With transportation accounting for about 40 percent of the Golden State's greenhouse-gas emissions, the utilities are each making a case that the large sums are warranted. For Pacific Gas and Electric Co. (PG&E), that means a request to the California Public Utilities Commission (CPUC) for $253 million over five years. Meanwhile, San Diego Gas & Electric is seeking $246 million.
The overall goal is to facilitate the addition of tens of thousands of plug-in vehicle chargers at homes and businesses across the state, while further spurring the adoption of electric vehicles, particularly as a replacement to gas- or diesel-powered delivery trucks or buses. As it is, California accounts for almost 12,000 of the approximately 40,000 publicly accessible plug-in charging outlets in the country, according to the US Department of Energy. Take a look at PG&E's press release here, check out Southern California Edison's release here, and see the SDG&E press release here.

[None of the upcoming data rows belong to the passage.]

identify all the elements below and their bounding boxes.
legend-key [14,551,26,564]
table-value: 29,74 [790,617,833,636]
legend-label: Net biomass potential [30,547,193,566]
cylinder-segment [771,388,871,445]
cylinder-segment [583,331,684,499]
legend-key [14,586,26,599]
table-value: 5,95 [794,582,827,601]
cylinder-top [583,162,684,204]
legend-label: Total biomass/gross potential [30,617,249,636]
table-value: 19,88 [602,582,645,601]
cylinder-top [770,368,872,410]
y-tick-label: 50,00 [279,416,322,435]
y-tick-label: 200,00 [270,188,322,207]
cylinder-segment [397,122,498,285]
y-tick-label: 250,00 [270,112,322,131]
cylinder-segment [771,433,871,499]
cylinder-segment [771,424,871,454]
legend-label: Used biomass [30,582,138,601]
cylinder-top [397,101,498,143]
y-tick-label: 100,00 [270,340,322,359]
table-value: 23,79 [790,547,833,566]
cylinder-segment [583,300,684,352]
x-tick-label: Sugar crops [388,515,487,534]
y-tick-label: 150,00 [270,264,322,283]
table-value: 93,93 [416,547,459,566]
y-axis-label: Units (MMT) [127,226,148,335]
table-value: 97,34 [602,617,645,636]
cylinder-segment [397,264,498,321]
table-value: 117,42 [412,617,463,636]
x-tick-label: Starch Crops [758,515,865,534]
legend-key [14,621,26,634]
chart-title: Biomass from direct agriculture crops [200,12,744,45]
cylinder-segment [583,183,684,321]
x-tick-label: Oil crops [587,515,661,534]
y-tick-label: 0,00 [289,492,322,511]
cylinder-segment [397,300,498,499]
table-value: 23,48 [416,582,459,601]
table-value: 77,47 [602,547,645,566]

While the US Environmental Protection Agency maintained that automakers should be able to meet the 2025 fuel-economy goals that were early during the Obama Administration, President Donald Trump has hinted that he may modify those numbers. Regardless, the California government has indicated that it will operate by a set of green-transportation standards that will continue to exceed the EPA's, making it one of many areas in which state officials say they may buck the federal government's regulations.